Despite having funding to meet 71.6 percent of pension obligations, a gap of $14.5 billion, reforms enacted in 2011 have curtailed the growth of future liabilities, according to the Grand Canyon Institute.

“We are back on track, but it will take a while to recover,” said Dave Wells, research director for the group, which has former Democratic and Republican lawmakers on its board.

The reforms approved by the state Legislature including changing the minimum retirement age to 65 with five years of service, 62 with 10 years of service, 60 with 25 years of service and 55 with 30 years of service. If an employee retires and returns to work, as in the case of a teacher, employers must pay back any money the state would have paid toward the employee’s pension fund.

The changes apply to those hired after July 1, 2011.

Other reforms increased the contribution rate of the Public Safety Personnel Retirement System to 9.5 percent and decreased the amount of benefits the pensions would receive if the portfolio performed above 9 percent in a year.

The study also noted that Arizona now follows best practices for public pension plans as laid out by the National Institute on Retirement Security.

Some states have moved from defined-benefit to defined-contribution plans, in which employers and new employees pay into 401(k)-style plans that have employees face the risks of market ups and downs. But the report said such a change here would actually increase the cost to Arizona taxpayers.

Wells said that’s because employees covered by a defined-contribution plan wouldn’t contribute enough to generate the return needed to meet obligations owed to longer-term employees who would still be covered by the defined-benefit plans.

“We would have to collect more money to make it up, which would make it harder to pay off the $14.5 billion (in liabilities),” he said.

Byron Schlomach, director of the Center for Economic Prosperity at the Goldwater Institute, an independent watchdog group that promotes limited government and free enterprise, said the current system costs Arizonans too much.

“Anything’s sustainable when you have a bunch of taxpayers paying for it,” he said.

Disagreeing with Wells, Schlomach said that if the state moved to a defined-contribution plan it would create an investment fund large enough to meet pension obligations to retirees who would remain covered by the current plans.

“We need to put the risk where it belongs, and that’s on the human being in the system and not on everybody else,” he said.
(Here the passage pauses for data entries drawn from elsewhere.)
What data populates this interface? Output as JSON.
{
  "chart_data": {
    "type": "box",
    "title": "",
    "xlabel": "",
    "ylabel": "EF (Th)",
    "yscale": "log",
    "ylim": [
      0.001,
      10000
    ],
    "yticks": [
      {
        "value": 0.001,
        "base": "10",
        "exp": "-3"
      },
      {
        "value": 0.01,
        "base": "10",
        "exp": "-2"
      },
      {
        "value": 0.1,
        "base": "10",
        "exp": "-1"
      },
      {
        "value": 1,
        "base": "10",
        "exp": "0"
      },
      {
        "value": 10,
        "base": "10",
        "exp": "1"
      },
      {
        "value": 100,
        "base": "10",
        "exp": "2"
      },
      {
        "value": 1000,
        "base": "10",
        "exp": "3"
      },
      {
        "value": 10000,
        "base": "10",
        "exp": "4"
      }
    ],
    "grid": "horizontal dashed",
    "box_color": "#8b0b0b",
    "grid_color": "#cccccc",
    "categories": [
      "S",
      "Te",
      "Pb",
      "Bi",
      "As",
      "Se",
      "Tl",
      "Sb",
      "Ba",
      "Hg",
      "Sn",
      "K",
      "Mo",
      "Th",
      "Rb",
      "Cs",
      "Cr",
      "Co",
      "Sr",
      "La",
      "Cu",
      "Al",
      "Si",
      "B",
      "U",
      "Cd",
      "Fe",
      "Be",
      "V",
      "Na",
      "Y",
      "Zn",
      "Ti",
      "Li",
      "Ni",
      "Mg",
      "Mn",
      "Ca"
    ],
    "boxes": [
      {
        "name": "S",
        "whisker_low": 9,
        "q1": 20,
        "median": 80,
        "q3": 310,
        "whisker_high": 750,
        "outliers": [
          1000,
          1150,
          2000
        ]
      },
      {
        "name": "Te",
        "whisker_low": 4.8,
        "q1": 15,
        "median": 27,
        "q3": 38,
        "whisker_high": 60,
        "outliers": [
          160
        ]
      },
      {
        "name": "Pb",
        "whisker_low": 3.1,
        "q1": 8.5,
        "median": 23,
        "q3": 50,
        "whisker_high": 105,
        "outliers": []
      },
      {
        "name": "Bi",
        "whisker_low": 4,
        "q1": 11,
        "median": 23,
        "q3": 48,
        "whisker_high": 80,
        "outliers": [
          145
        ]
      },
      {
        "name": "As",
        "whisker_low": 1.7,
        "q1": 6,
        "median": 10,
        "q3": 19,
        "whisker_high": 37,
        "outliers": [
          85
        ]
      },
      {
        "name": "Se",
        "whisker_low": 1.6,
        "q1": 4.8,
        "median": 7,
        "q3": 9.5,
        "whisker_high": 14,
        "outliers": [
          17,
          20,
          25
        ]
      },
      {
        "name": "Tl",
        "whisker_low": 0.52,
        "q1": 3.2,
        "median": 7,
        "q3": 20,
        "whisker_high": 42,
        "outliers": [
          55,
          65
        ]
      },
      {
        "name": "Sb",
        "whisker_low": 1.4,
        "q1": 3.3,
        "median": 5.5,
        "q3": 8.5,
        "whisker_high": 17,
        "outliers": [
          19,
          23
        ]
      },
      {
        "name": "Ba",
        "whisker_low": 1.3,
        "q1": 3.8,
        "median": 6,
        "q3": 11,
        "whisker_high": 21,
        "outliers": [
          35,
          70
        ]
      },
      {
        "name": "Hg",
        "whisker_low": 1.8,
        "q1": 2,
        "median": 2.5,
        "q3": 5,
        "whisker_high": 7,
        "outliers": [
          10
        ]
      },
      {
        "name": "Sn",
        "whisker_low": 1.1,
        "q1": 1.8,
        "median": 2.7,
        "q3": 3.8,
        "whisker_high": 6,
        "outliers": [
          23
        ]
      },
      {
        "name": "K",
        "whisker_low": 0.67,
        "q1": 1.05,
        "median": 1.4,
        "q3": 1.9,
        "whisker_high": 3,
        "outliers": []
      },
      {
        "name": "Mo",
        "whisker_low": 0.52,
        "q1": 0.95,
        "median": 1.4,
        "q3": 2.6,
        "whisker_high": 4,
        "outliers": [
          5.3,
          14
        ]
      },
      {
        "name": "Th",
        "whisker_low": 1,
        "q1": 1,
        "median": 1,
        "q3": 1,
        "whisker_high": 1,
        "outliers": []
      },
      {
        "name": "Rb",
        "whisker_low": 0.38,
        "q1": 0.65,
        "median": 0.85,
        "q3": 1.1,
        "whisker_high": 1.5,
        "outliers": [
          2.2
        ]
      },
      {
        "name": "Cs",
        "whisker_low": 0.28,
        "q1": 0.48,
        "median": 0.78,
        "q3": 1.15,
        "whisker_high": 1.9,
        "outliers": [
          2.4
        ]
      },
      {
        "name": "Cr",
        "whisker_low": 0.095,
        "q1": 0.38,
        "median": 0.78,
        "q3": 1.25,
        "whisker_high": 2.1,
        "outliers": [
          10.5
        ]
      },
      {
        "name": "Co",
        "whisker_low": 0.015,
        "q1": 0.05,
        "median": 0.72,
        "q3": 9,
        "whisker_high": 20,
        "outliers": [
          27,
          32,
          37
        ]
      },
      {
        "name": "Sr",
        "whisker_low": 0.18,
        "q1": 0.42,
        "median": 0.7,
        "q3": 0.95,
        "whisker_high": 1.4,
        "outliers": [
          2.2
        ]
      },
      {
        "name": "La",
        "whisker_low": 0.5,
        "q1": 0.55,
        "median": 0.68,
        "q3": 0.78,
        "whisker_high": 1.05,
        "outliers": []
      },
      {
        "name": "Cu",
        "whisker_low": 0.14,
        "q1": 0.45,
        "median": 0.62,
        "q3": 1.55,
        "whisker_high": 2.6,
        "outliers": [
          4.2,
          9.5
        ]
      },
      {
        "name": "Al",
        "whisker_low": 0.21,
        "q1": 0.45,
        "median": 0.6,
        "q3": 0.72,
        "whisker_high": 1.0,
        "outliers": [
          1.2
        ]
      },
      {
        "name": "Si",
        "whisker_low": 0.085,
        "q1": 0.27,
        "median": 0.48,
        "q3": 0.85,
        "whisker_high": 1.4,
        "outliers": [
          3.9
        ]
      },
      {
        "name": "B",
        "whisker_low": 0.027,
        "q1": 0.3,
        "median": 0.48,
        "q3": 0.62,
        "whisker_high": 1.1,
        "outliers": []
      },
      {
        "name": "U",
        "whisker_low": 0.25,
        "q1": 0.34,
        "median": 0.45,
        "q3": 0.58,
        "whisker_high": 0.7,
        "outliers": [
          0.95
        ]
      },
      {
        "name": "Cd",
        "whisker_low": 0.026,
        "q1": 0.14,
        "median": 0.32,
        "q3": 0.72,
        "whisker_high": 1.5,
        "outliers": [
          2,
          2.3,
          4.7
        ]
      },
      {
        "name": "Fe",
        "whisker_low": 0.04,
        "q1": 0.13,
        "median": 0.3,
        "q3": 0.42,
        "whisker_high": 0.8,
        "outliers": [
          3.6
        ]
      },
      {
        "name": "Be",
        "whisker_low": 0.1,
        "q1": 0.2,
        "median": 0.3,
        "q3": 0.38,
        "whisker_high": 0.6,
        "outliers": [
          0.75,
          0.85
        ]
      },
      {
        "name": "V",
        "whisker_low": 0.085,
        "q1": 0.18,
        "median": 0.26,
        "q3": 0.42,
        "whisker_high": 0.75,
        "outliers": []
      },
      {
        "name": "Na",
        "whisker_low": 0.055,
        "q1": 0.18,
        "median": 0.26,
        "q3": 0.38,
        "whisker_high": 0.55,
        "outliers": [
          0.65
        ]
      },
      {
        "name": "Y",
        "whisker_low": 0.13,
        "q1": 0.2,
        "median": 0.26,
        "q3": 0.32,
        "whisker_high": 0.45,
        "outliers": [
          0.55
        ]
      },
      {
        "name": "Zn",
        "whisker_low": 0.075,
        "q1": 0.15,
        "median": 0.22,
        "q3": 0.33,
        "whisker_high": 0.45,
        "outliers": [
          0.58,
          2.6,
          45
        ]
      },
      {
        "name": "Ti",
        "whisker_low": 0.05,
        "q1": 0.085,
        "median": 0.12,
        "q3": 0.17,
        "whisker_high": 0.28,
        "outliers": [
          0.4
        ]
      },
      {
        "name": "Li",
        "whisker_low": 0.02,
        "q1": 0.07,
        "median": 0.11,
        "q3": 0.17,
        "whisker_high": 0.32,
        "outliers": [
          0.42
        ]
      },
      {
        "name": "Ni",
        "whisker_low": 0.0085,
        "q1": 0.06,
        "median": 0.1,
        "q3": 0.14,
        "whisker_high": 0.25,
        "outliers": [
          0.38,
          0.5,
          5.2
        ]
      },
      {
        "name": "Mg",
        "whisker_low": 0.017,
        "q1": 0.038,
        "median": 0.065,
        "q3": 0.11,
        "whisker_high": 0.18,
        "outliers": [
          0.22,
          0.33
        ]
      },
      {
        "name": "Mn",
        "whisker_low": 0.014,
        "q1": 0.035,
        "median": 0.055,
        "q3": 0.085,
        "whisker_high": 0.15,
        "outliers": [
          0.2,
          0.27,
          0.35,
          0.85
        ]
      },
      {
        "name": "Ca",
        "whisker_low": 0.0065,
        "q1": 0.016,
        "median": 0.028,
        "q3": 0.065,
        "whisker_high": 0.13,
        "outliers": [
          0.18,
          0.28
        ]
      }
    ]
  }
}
Spencer Brien, an assistant professor at Arizona State University’s School of Public Affairs, criticized the study’s analysis of defined-contribution plans.

“They’re comparing their optimistic view of the defined-benefit plans with the bad practice of defined contributions,” he said. “If they compared the best practice of defined contributions, they would have a better outcome in their analysis.”

He said local governments would be better off with defined-contribution plans like a lifecycle fund, in which portfolios are automatically adjusted throughout the lifespan of the fund, going from higher risk to lower risk as investors near retirement.

Dennis Hoffman, a professor of economics at ASU’s W.P. Carey School of Business, said the fact that Arizona’s pensions don’t have an automatic rise in the cost of living for members or a significant health care obligation makes the system sound.

“Arizona has been very good at meeting its obligations,” he said.

Hoffman, who serves on the board of trustees of the Arizona State Retirement System, said citizens need to realize that pension funds are a contract.

“They’ve traded money for the services that this worker provides. If they don’t like the deal, they shouldn’t have dealt it in the first place.” he said. “At some level we just have to face the fact that as taxpayer you get what you pay for.”

David Canella, spokesman for the Arizona State Retirement System, said he is pleased with the study, adding that the 2011 reforms made the system more sustainable.

“We were happy with the report that shows some of the same points we’ve found,” he said.